Polly warf ihre Hände in die Luft.
„Jungs!“, rief sie aus. „Sie wollen nie, dass du redest—aber sie selber haben nie etwas zu sagen! Nun, ich kann nicht länger hier rumwarten!“, sagte sie und eilte davon, durch die Wiese marschierend, die nächste Erdbeere verdrückend.
„Warte!“, rief Sam aus und eilte ihr nach. „Wohin gehst du?“
„Was wohl, Caitlin suchen natürlich!“
„Du weißt, wo sie ist?“, fragte er.
„Nein“, sagte sie. „Aber ich weiß, wo sie nicht ist—und zwar auf dieser Wiese! Wir müssen hier weg. Die nächste Stadt finden, oder Häuser, oder was auch immer, und herausfinden, in welcher Zeit wir sind. Wir müssen irgendwo anfangen! Und das ist nicht hier!“
„Was, glaubst du nicht, dass ich meine Schwester auch finden will!?“, rief Sam gereizt aus.
Endlich drehte sie sich zu ihm herum.
„Ich meine, willst du keine Gesellschaft?“, fragte Sam, dem währenddessen klar wurde, wie sehr er mit ihr gemeinsam nach Caitlin suchen wollte. „Willst du nicht gemeinsam suchen?“
Polly blickte ihn mit ihren großen blauen Augen an, als würde sie ihn abschätzen. Er fühlte sich, als würde er durchleuchtet, und er konnte sehen, dass sie unsicher wirkte. Er konnte nicht verstehen, warum.
„Ich weiß nicht“, sagte sie schließlich. „Ich meine, du hast dich da in Paris recht gut geschlagen—das muss ich zugeben. Aber...“
Sie stockte.
„Was ist los?“, fragte er schließlich.
Polly räusperte sich.
„Also, wenn du es unbedingt wissen musst, der letzte—äh—Junge—mit dem ich Zeit verbracht habe—Sergei—hat sich als Lügner und Betrüger herausgestellt, der mich ausgetrickst und benutzt hat. Ich war zu dämlich, um es zu bemerken. Aber auf so etwas werde ich nie wieder hereinfallen. Und ich bin noch nicht bereit, irgendjemandem der männlichen Art zu vertrauen—nicht einmal dir. Ich will gerade einfach keine Zeit mit weiteren Jungs verbringen. Nicht, dass du und ich—nicht, dass ich sagen will, dass wir—nicht, dass ich so von dir denke—wie etwas anderes als einen guten Freund—eine Bekanntschaft—“
Polly fing zu stottern an, und er konnte sehen, wie nervös sie geworden war, und musste innerlich grinsen.
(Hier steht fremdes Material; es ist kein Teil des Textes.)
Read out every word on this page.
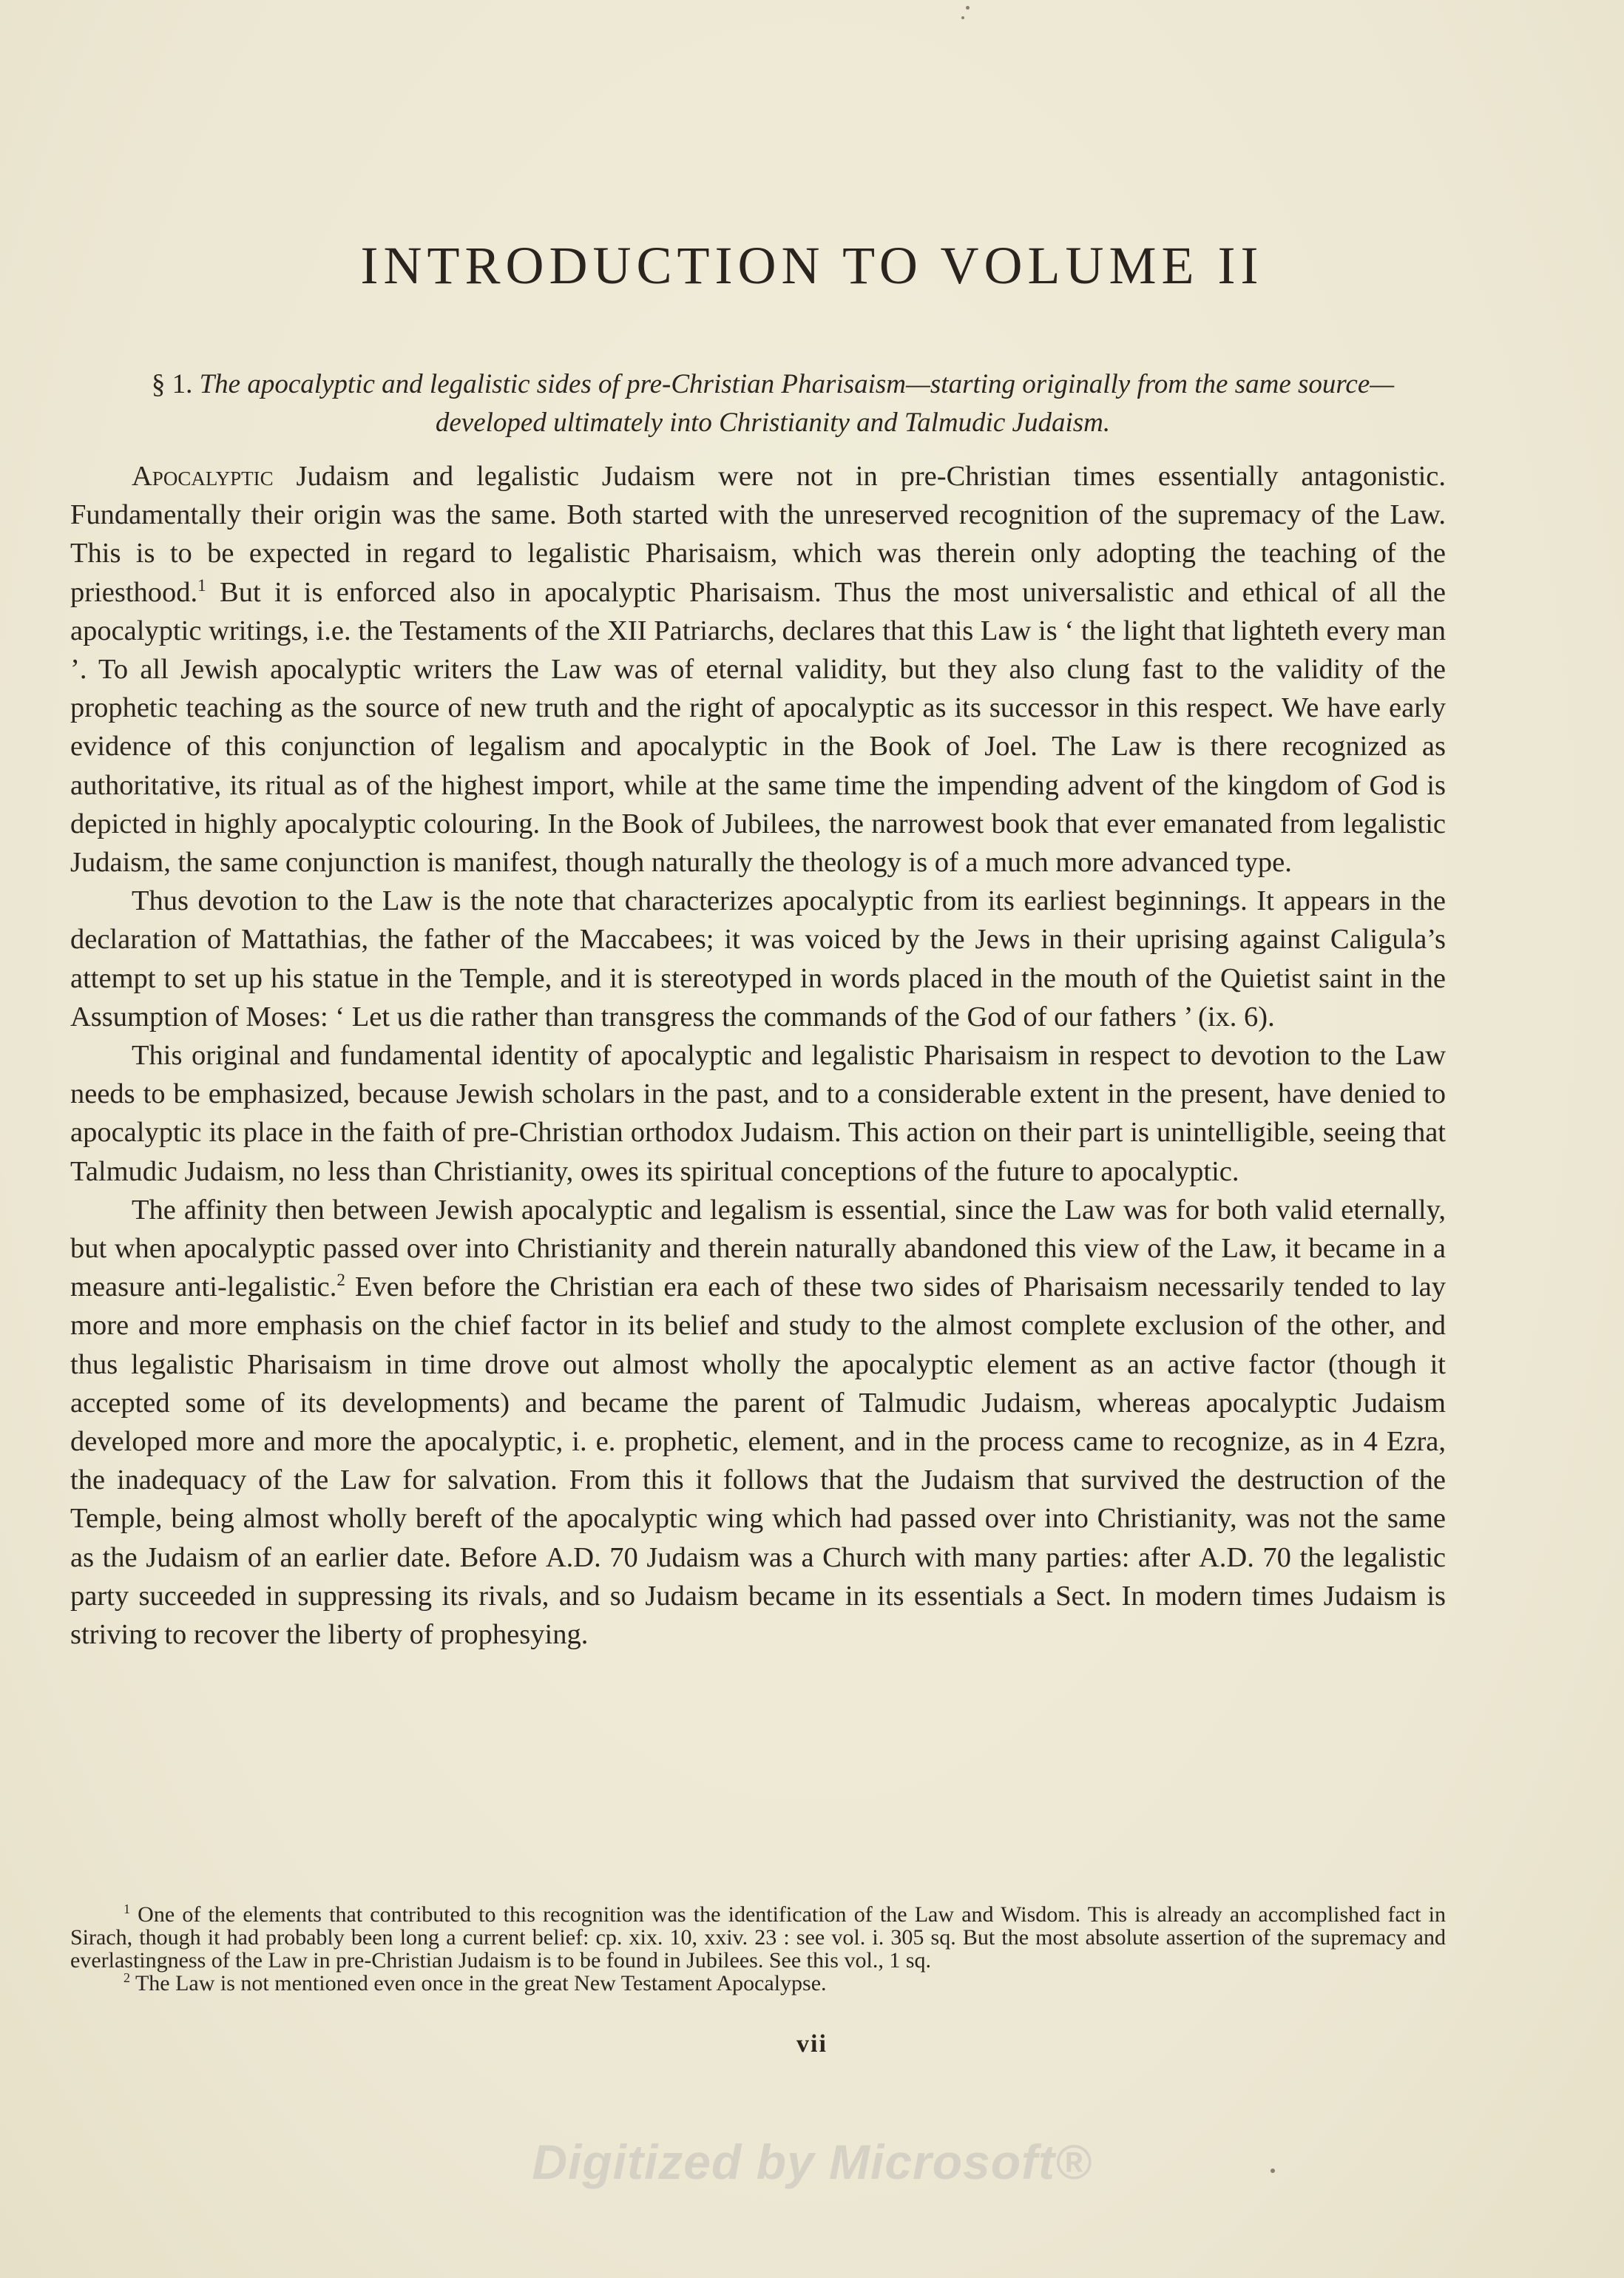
INTRODUCTION TO VOLUME II
§ 1. The apocalyptic and legalistic sides of pre-Christian Pharisaism—starting originally from the same source—developed ultimately into Christianity and Talmudic Judaism.

Apocalyptic Judaism and legalistic Judaism were not in pre-Christian times essentially antagonistic. Fundamentally their origin was the same. Both started with the unreserved recognition of the supremacy of the Law. This is to be expected in regard to legalistic Pharisaism, which was therein only adopting the teaching of the priesthood.$^1$ But it is enforced also in apocalyptic Pharisaism. Thus the most universalistic and ethical of all the apocalyptic writings, i.e. the Testaments of the XII Patriarchs, declares that this Law is ‘ the light that lighteth every man ’. To all Jewish apocalyptic writers the Law was of eternal validity, but they also clung fast to the validity of the prophetic teaching as the source of new truth and the right of apocalyptic as its successor in this respect. We have early evidence of this conjunction of legalism and apocalyptic in the Book of Joel. The Law is there recognized as authoritative, its ritual as of the highest import, while at the same time the impending advent of the kingdom of God is depicted in highly apocalyptic colouring. In the Book of Jubilees, the narrowest book that ever emanated from legalistic Judaism, the same conjunction is manifest, though naturally the theology is of a much more advanced type.

Thus devotion to the Law is the note that characterizes apocalyptic from its earliest beginnings. It appears in the declaration of Mattathias, the father of the Maccabees; it was voiced by the Jews in their uprising against Caligula’s attempt to set up his statue in the Temple, and it is stereotyped in words placed in the mouth of the Quietist saint in the Assumption of Moses: ‘ Let us die rather than transgress the commands of the God of our fathers ’ (ix. 6).

This original and fundamental identity of apocalyptic and legalistic Pharisaism in respect to devotion to the Law needs to be emphasized, because Jewish scholars in the past, and to a considerable extent in the present, have denied to apocalyptic its place in the faith of pre-Christian orthodox Judaism. This action on their part is unintelligible, seeing that Talmudic Judaism, no less than Christianity, owes its spiritual conceptions of the future to apocalyptic.

The affinity then between Jewish apocalyptic and legalism is essential, since the Law was for both valid eternally, but when apocalyptic passed over into Christianity and therein naturally abandoned this view of the Law, it became in a measure anti-legalistic.$^2$ Even before the Christian era each of these two sides of Pharisaism necessarily tended to lay more and more emphasis on the chief factor in its belief and study to the almost complete exclusion of the other, and thus legalistic Pharisaism in time drove out almost wholly the apocalyptic element as an active factor (though it accepted some of its developments) and became the parent of Talmudic Judaism, whereas apocalyptic Judaism developed more and more the apocalyptic, i. e. prophetic, element, and in the process came to recognize, as in 4 Ezra, the inadequacy of the Law for salvation. From this it follows that the Judaism that survived the destruction of the Temple, being almost wholly bereft of the apocalyptic wing which had passed over into Christianity, was not the same as the Judaism of an earlier date. Before A.D. 70 Judaism was a Church with many parties: after A.D. 70 the legalistic party succeeded in suppressing its rivals, and so Judaism became in its essentials a Sect. In modern times Judaism is striving to recover the liberty of prophesying.

$^1$ One of the elements that contributed to this recognition was the identification of the Law and Wisdom. This is already an accomplished fact in Sirach, though it had probably been long a current belief: cp. xix. 10, xxiv. 23 : see vol. i. 305 sq. But the most absolute assertion of the supremacy and everlastingness of the Law in pre-Christian Judaism is to be found in Jubilees. See this vol., 1 sq.

$^2$ The Law is not mentioned even once in the great New Testament Apocalypse.

vii
Digitized by Microsoft®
„—aber es ist nun mal so, wie auch immer, ich hab die Nase voll von Jungs. Nichts für ungut.“
Sam lächelte breit. Er liebte ihre Offenherzigkeit und ihr Feuer.
„Keine Ursache“, antwortete er. „Um ehrlich zu sein“, fügte er hinzu, „habe ich auch die Nase voll von Mädels.“
Pollys Augen weiteten sich überrascht; das war eindeutig nicht die Reaktion, die sie erwartet hatte.
„Aber es scheint mir, dass wir bessere Chancen haben, meine Schwester zu finden, wenn wir gemeinsam suchen. Ich meine—rein—“, Sam räusperte sich, „—rein professionell gesprochen.“
Nun war Polly mit Lächeln an der Reihe.
„Professionell gesprochen“, wiederholte sie.
Sam streckte förmlich die Hand aus.
„Ich verspreche, wir werden nur Freunde sein—nichts mehr als das“, sagte er. „Ich habe den Mädels für immer abgeschworen. Egal, was passiert.“
„Und ich habe den Jungs für immer abgeschworen. Egal, was passiert“, sagte Polly, seine immer noch in der Luft hängende Hand begutachtend, unsicher.
Sam ließ seine Hand geduldig wartend ausgestreckt.
„Nur Freunde?“, fragte sie. „Nichts mehr als das?“
„Nur Freunde“, sagte Sam.
Endlich streckte sie die Hand zum Handschlag aus.
Und dabei konnte Sam nicht anders, als zu bemerken, dass sie seine Hand eine kleine Spur zu lange festhielt.